Semua tertawa melihatnya, ia yang seketika berdalih, kalau maksud yang ia inginkan bukan seperti itu.
“maksud abang tu..dek, abang..mau beli ….afriyanti……,gituu! Dalih bg dakocan.
Ya..bg dakocan adalah nama yang kuberikan untuknya, karena tingkahnya yang lucu, dan sempatku salah tingkah dibuatnya.
“adek orang sambas ke?”  Tanya bang dakocan
“iya..koq tau?’ jawabku yang kala itu sedang sibuk melayani pembeli.
“taulah…dari raut wajahnye!” jawabnya.
Aku pun balik bertanya. “Tang daan ngomong bahase sambas?”
Tersenyum ku mendngar ujarannya.” Abang orang sambas juak ke?

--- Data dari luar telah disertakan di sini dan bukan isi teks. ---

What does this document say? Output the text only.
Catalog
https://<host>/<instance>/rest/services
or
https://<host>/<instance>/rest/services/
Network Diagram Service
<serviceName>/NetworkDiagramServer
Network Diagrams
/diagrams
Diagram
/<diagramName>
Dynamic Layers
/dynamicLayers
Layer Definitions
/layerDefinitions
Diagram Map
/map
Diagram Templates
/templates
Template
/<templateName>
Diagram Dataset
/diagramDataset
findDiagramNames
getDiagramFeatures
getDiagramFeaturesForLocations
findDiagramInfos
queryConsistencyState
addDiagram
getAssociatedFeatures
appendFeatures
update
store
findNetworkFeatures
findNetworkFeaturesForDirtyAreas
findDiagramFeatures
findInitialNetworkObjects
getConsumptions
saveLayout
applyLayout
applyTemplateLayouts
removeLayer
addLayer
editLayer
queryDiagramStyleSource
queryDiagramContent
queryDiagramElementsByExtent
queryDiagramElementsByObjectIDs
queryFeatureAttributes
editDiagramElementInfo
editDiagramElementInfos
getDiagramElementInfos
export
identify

“aoglah…” jawabnya sambil mengerutkan kening hingga belipat, dan menjadi ciri khasnya.

Waktu pun berlalu. Hinga senja tiba, dan kami pulang. Kalimat itu sunggu berkesan untukku.sesampai di rumah,hingga pagi menjelang. Aku dan teman-teman ku masih mengingatnya, apalagi aku, yang kala itu masih membayangkan ekspresi wajahnya, yang malu akan kata-kata yang tlah terucap dari bibir merahnya.

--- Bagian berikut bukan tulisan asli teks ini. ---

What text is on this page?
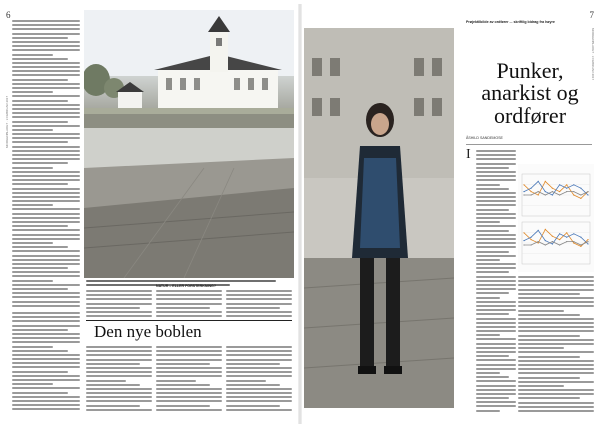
6
MORGENBLADET · 3 FEBRUAR 2017
NATUR – ELLER FORSTERKNING?
Den nye boblen
7
MORGENBLADET · 3 FEBRUAR 2017
Prøjektilbilde av ordfører ... skriftlig bidrag fra høyre
Punker, anarkist og ordfører
ÅSHILD SANDEMOSE
I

Seperti biasa, sebagai mahasiswa yang baik, pasti menginginkan nilai yang baik. Hari itu tepatnya hari kamis, kami satu kelas pindah ruangan ke ruang dua puluh tiga, dan sebelum pelajaran dimulai. Aku bersaa teman-temanku asik mengobrol, menyibukkan diri dengan kesibukannya masing-masing.

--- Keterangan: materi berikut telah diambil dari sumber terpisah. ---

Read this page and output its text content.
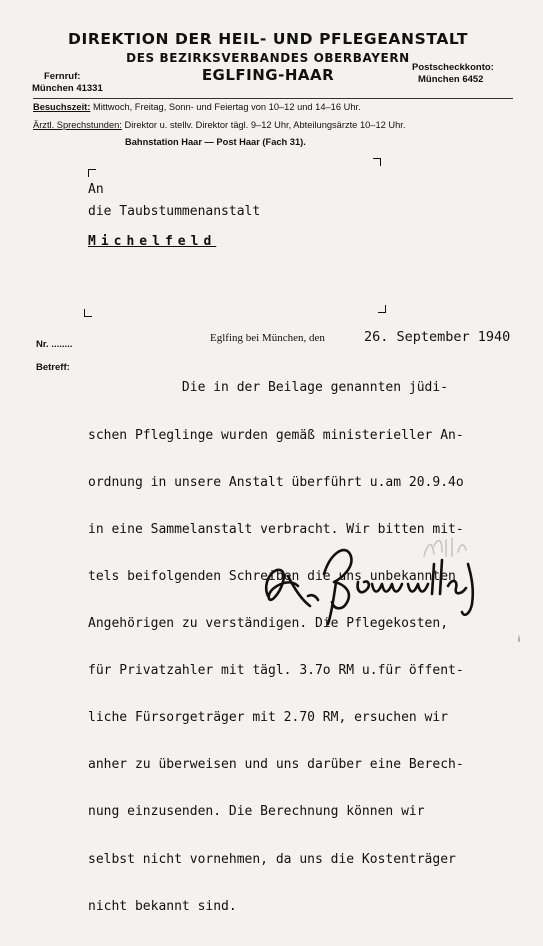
DIREKTION DER HEIL- UND PFLEGEANSTALT
DES BEZIRKSVERBANDES OBERBAYERN
EGLFING-HAAR
Fernruf:
München 41331
Postscheckkonto:
München 6452
Besuchszeit: Mittwoch, Freitag, Sonn- und Feiertag von 10–12 und 14–16 Uhr.
Ärztl. Sprechstunden: Direktor u. stellv. Direktor tägl. 9–12 Uhr, Abteilungsärzte 10–12 Uhr.
Bahnstation Haar — Post Haar (Fach 31).
An
die Taubstummenanstalt
Michelfeld
Nr. ........
Betreff:
Eglfing bei München, den	26. September 1940

Die in der Beilage genannten jüdi-

schen Pfleglinge wurden gemäß ministerieller An-

ordnung in unsere Anstalt überführt u.am 20.9.4o

in eine Sammelanstalt verbracht. Wir bitten mit-

tels beifolgenden Schreiben die uns unbekannten

Angehörigen zu verständigen. Die Pflegekosten,

für Privatzahler mit tägl. 3.7o RM u.für öffent-

liche Fürsorgeträger mit 2.70 RM, ersuchen wir

anher zu überweisen und uns darüber eine Berech-

nung einzusenden. Die Berechnung können wir

selbst nicht vornehmen, da uns die Kostenträger

nicht bekannt sind.

i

“ kau dah lekak ke tugas fonologi mbak?” tanyaku kepada tina, yang biasa ku panggil mbak. Karena ia keturuan jawa.
“belom af, hmm cari seribu kata thu lho.” Jawabnya dengan logat jawanya.
“Tanya sama senior jak ya…,hmm” saranku kepada temn-teman.
Tak lama kemudian, bang dakocan lewat, dan aku,dengan percaya dirinya menghadang jalannya, dan menanyakan tugas yang diberikan salah satu dosen. Karena menurut beberapa senior yang lain ia memiliki data yang ingin ku cari itu.
“bang..bang…!”
“iya ada apa…?”
“abang masih punya ndak, tugas dari pak illo? Pinjaamlah,,” mintaku kepadanya.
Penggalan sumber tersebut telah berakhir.